As you might expect, 4- and 5-star service is easy to find along the shores of Maui, with plenty of resorts to choose from. Classic luxury can be found at the likes of the Grand Wailea Resort Hotel and Spa, or try the boutique style of the Westin Ka'anapali Ocean Resort Villas.

Hot magma flowing into the ocean creating steam

The Big Island

Aptly named, the Big Island is indeed the biggest island in the Hawaiian chain. It also happens to be the youngest with active volcanoes still spluttering molten hot magma from the depths in a slow but steady expansion of its shorelines.
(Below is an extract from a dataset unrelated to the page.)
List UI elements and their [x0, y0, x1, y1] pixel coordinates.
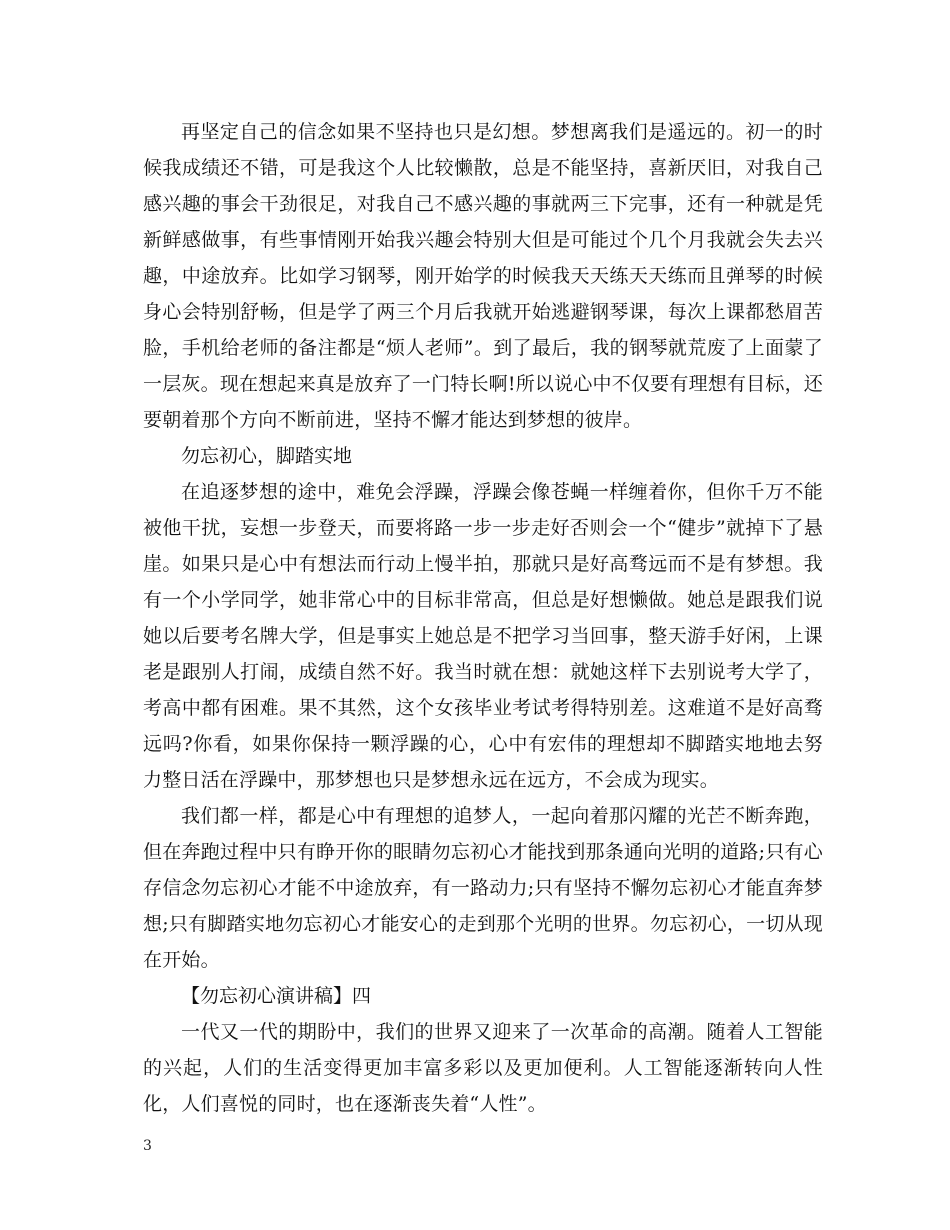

Like its neighbouring islands, it's home to a number of swanky resorts that allow luxury seekers to shack up for a night or two while exploring its expanses.

One of the best places to start your Big Island adventure is the Hawaii Volcanoes National Park. Not your typical national park, this stretch of nature is in a constant state of flux with active volcanoes often changing the landscape before your eyes. See the steam fields, witness the power of Kilauea (one of the most active volcanoes on earth) and walk through a lava tube. Change things up by heading for the greener rainforests of the Hamakua Coast, or walk the black sands of Punaluu Beach. The Big Island is also a perfect spot to get your fill of Hawaiian history with historical sites such as King Kamehameha I   and Kailua Village.

A view of the Napali Coast


Known as Hawaii's 'Island of Discovery', a visit to Kauai is almost like stepping back to a time before humans roamed the earth. It is the oldest island with many sections still only accessible by sea or air. Rainforest clad peaks plunge into the blue ocean waters while snaking rivers fork this way and that before tumbling over jagged cliffs in a stunning waterfall display.

When you're not living in the lap of the luxury of a 5-star resort (and there are a fair share to choose from), a flight or boat ride along the Napali Coast for Jurassic-esque views of the surrounding mountains. Take a hike to the Waimea Canyon to look out over the burnt red rocks, or spot marine life with a snorkelling stint at Poipu Beach. Don't forget to make time to stop off in the charming towns of Hanapepe and Old Koloa Town for a taste of authentic Hawaii.